Speaking at a Trans-Tasman Business Circle event on Tuesday, group executive institutional banking and markets at CBA Andrew Hinchliff said “resilience can mean a lot of things”, stating “you always want to make sure that your systems are up and running for the economy”.
“Unfortunately, we had visibility into that yesterday,” Hinchliff said.
“It hurts us when that happens. We've spent a lot of time and money making sure our tech foundations are in good shape.
“We've also got failover, sometimes that doesn't go quite right.

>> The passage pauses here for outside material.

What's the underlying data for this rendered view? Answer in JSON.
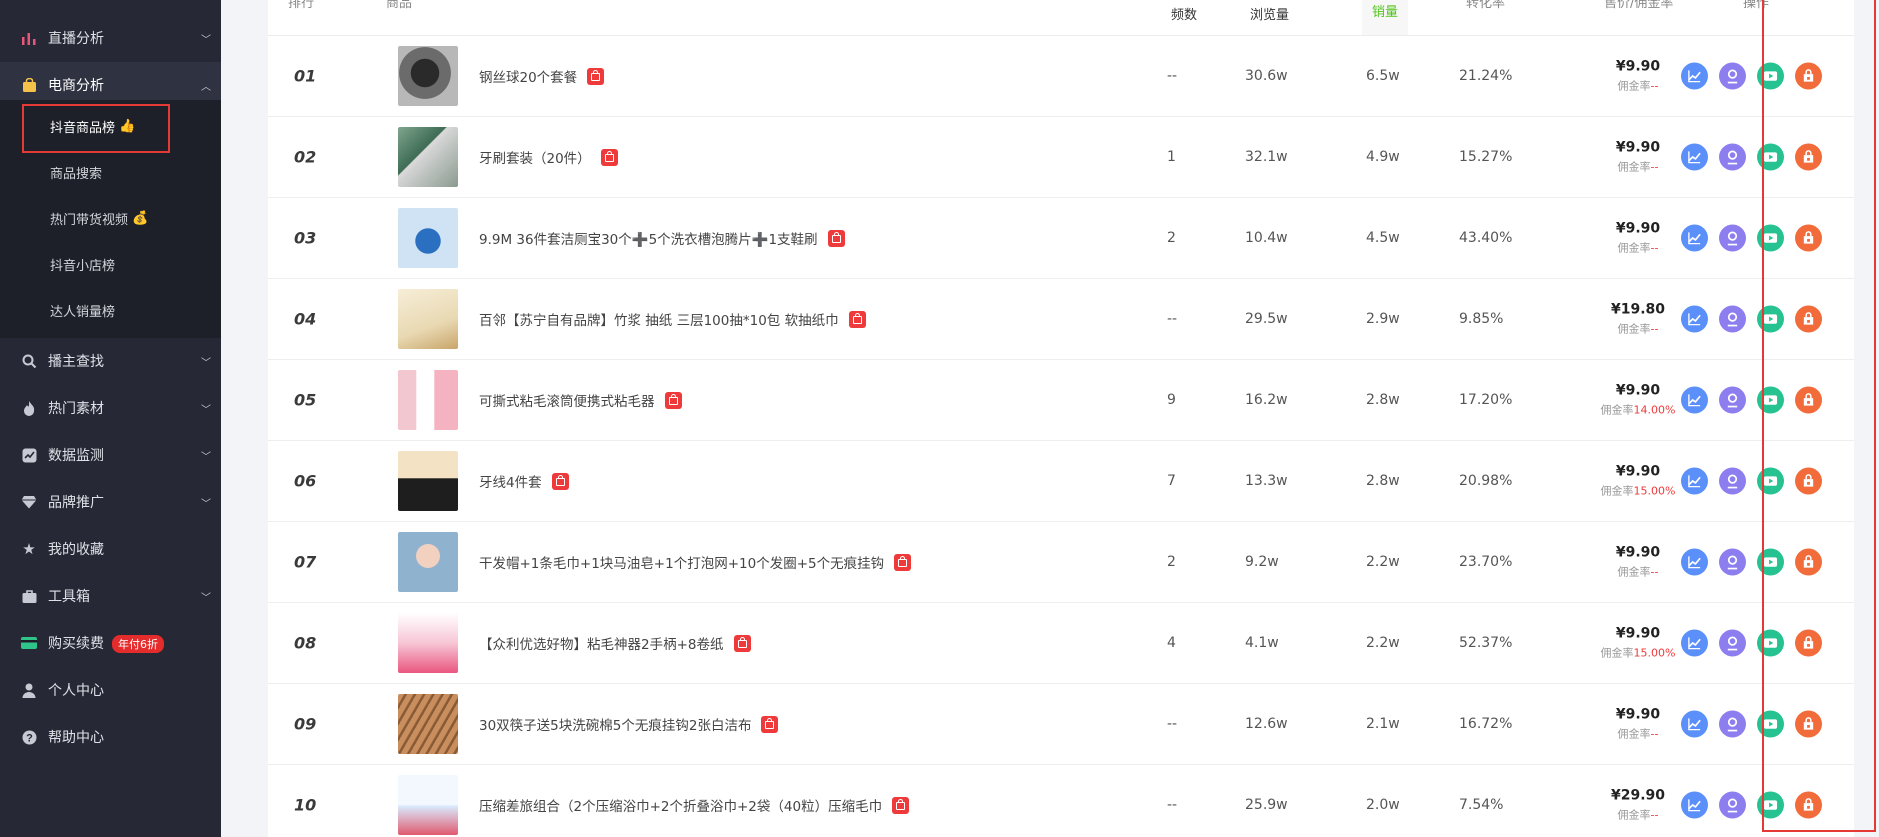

But for the most part, we work very hard to make sure those foundations are really good.”
Hinchliff also defended the bank's governance, both technology and otherwise, as a factor in planning for resiliency.
“You've got to understand what the [key risk indicators] of the metrics are [and] your risk appetite statement that should be boiling up through the various governing committees, ultimately to the board, so we can work out where do we think potential points of interest or break points actually are," he said.

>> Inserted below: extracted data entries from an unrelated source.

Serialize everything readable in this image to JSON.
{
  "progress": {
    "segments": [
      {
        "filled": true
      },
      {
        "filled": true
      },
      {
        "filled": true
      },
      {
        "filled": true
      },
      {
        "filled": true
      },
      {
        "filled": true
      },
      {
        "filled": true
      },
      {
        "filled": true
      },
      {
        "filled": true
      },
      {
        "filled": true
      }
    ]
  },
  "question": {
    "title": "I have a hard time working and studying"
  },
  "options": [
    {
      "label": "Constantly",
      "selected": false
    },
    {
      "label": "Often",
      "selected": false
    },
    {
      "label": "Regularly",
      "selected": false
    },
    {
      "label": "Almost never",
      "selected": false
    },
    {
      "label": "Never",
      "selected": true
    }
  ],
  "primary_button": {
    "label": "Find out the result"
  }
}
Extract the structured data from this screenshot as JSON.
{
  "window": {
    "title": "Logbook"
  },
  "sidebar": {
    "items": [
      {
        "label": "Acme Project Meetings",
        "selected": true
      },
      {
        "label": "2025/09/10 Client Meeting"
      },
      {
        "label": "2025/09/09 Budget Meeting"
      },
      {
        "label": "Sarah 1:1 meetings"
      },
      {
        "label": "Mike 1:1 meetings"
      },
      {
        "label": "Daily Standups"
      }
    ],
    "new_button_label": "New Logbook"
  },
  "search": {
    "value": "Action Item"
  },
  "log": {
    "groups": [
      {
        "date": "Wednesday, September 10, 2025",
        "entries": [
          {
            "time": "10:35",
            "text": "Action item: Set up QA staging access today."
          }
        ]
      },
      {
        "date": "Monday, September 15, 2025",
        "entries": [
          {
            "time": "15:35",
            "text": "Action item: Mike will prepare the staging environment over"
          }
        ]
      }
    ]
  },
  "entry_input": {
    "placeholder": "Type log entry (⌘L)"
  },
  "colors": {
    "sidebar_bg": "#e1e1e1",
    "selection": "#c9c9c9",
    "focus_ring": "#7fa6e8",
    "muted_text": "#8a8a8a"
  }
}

He added scenario planning and stress analysis is “one of the most important things we learn” and undertake at the bank, involving “full days out, running through various scenarios around cyber or other potential events.”
“I think the only way you start to get good at enacting some of these policies is actually practicing - truly putting yourselves under stress and working out what is the decision we're making look like in those times," Hinchliff said.
He added debriefing post-event to assess lessons, to “look at what went well, and then what didn't go well and then how do we enshrine what went well how do we never do what went badly again", is important.
“There's this constant learning because, frankly, … things will go wrong," he said.
“It's how you respond to it, how you show up and how you make sure we just don't repeat the mistake.
“That to me is about good culture and good risk culture, which we're working very, very hard on across the bank."
Digitisation and generative AI
At the event, Hinchliff also said the bank “needed to be aware of the potential dark side of AI", and that the technology "will need a carefully coordinated policy response from government” moving forward.
CBA sees the generative AI opportunity as "enormous", citing productivity and customer experience benefits.
Echoing similar comments from the bank's chief data and analytics officer Andrew McMullan, Hinchliff said CBA is “extraordinarily aware of the risks associated with [AI] and [the] need [for a] good policy response in helping us manage all of this.”
He listed a few ways CBA has already implemented machine learning and AI, including its benefit finder tool and fraud detection features.
“There are going to be many, many more use cases and apps that are developed across AI, we've been a long-term investor in H2O.ai," he said.
Hinchliff said the bank "need to make sure that we're transparent and fair in the way we manage AI models”.
“We should always be asking the question 'Should we?', not 'Can we?' … and that's at the heart of our governance and our policy," he said.
“We see an increasingly important role for AI and, I think, data and analytics in general."